Comment: George Osborne is partly right

Peter KellnerPresident
July 20, 2015, 9:32 AM GMT+0

George Osborne is partly right that Labour voters support his welfare measures

Later today MPs will debate the Government’s welfare plans. Labour is divided over how to react, and the Chancellor has rubbed salt in Labour’s wounds by praising Harriet Harman’s decision not to oppose his bill. Labour voters, says Osborne, back his measures.

He is partly right. Immediately after the Budget YouGov tested a number of Osborne’s policies. The table below shows the results. Not surprisingly, Labour voters, like most others, back the increase in the tax allowance and the uprating of the minimum wage. But there is also widespread support among Labour voters for limiting child tax credits in future to two children per family, and lowering the cap on total benefits to £23,000 a year in London and £20,000 a year outside London.
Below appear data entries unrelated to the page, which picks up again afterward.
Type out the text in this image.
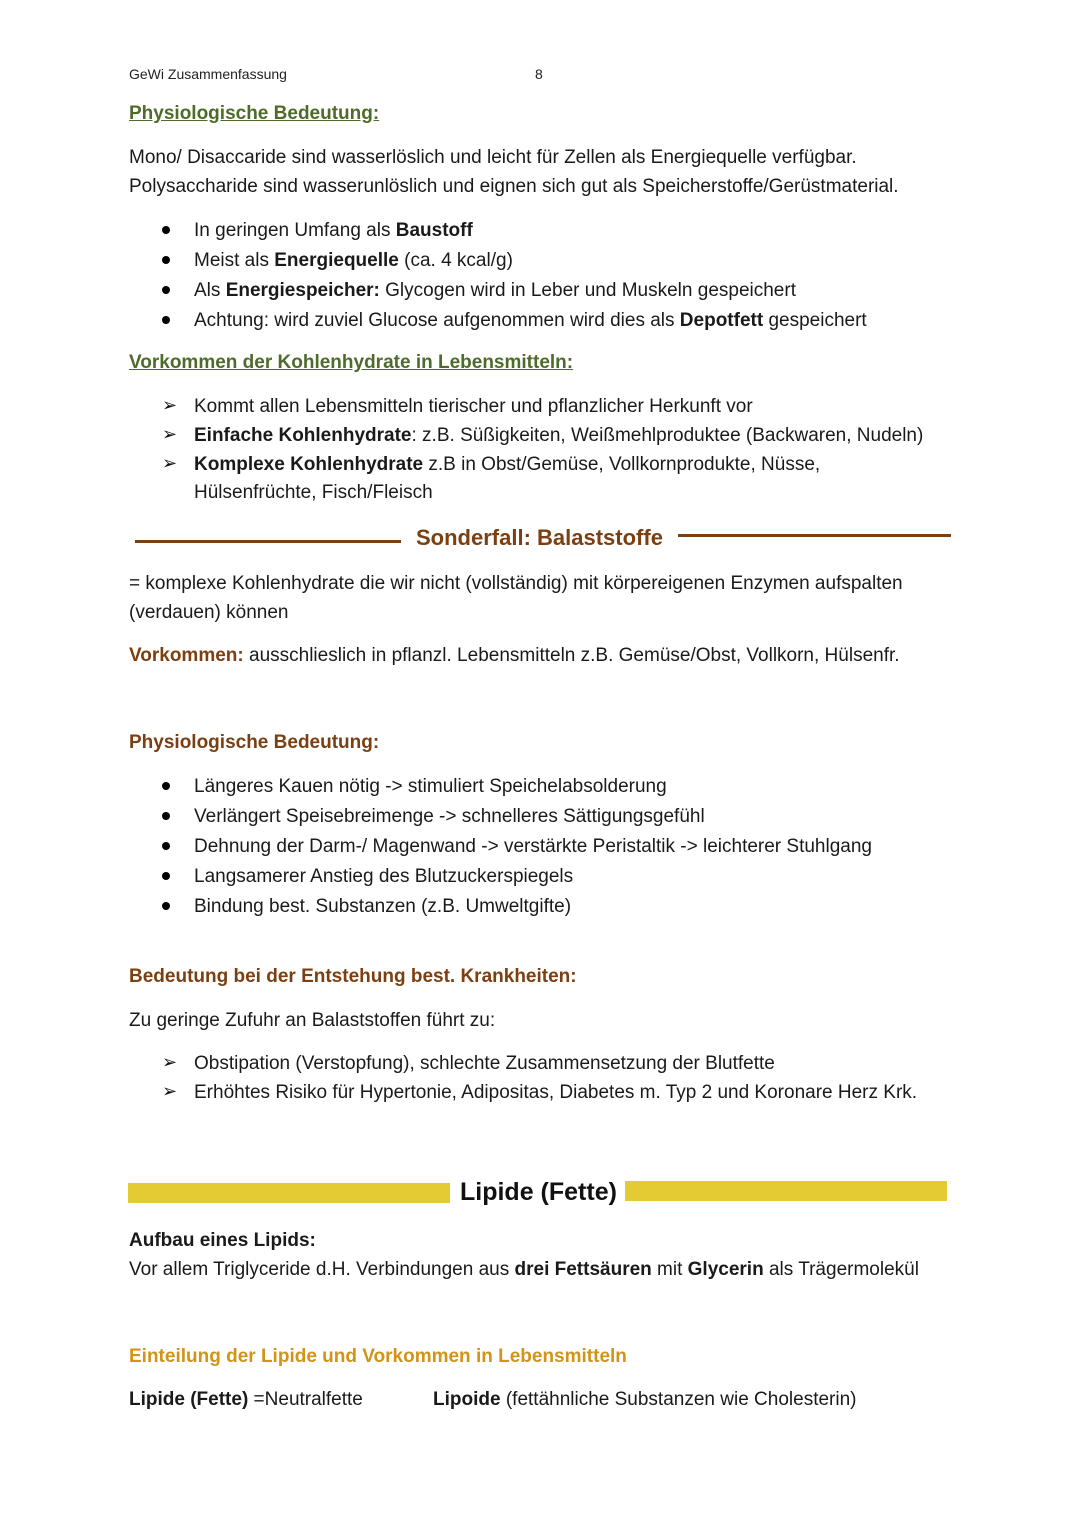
GeWi Zusammenfassung	8
Physiologische Bedeutung:
Mono/ Disaccaride sind wasserlöslich und leicht für Zellen als Energiequelle verfügbar.
Polysaccharide sind wasserunlöslich und eignen sich gut als Speicherstoffe/Gerüstmaterial.
In geringen Umfang als Baustoff
Meist als Energiequelle (ca. 4 kcal/g)
Als Energiespeicher: Glycogen wird in Leber und Muskeln gespeichert
Achtung: wird zuviel Glucose aufgenommen wird dies als Depotfett gespeichert
Vorkommen der Kohlenhydrate in Lebensmitteln:
➢ Kommt allen Lebensmitteln tierischer und pflanzlicher Herkunft vor
➢ Einfache Kohlenhydrate: z.B. Süßigkeiten, Weißmehlprodukte​e (Backwaren, Nudeln)
➢ Komplexe Kohlenhydrate z.B in Obst/Gemüse, Vollkornprodukte, Nüsse,
Hülsenfrüchte, Fisch/Fleisch
Sonderfall: Balaststoffe
= komplexe Kohlenhydrate die wir nicht (vollständig) mit körpereigenen Enzymen aufspalten
(verdauen) können
Vorkommen: ausschlieslich in pflanzl. Lebensmitteln z.B. Gemüse/Obst, Vollkorn, Hülsenfr.
Physiologische Bedeutung:
Längeres Kauen nötig -> stimuliert Speichelabsolderung
Verlängert Speisebreimenge -> schnelleres Sättigungsgefühl
Dehnung der Darm-/ Magenwand -> verstärkte Peristaltik -> leichterer Stuhlgang
Langsamerer Anstieg des Blutzuckerspiegels
Bindung best. Substanzen (z.B. Umweltgifte)
Bedeutung bei der Entstehung best. Krankheiten:
Zu geringe Zufuhr an Balaststoffen führt zu:
➢ Obstipation (Verstopfung), schlechte Zusammensetzung der Blutfette
➢ Erhöhtes Risiko für Hypertonie, Adipositas, Diabetes m. Typ 2 und Koronare Herz Krk.
Lipide (Fette)
Aufbau eines Lipids:
Vor allem Triglyceride d.H. Verbindungen aus drei Fettsäuren mit Glycerin als Trägermolekül
Einteilung der Lipide und Vorkommen in Lebensmitteln
Lipide (Fette) =Neutralfette	Lipoide (fettähnliche Substanzen wie Cholesterin)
However, most Labour voters dislike the plans to stop people under 21 from claiming housing benefit and – the big one, in terms of the amount of money it would save – keeping benefits for working people at the present level rather than letting them rise with inflation. By even bigger margins, Labour voters reject the 1% limit on public sector pay rises, and scrapping maintenance grants for poorer students.

These findings fit a pattern that has been visible for some years. Most voters, and especially Labour voters, draw a distinction between support for workers and students, on the basis that they are helping the economy to grow and improving their own prospects, and support for working-age people who are not in work and/or subsidies for people who choose to have large families.

Whether this subjective distinction between ‘deserving’ and ‘undeserving’ welfare recipients is morally right, socially just or economically wise is an important, but separate issue. If politicians choose to invoke public opinion in support of their position, they should take care to understand it properly.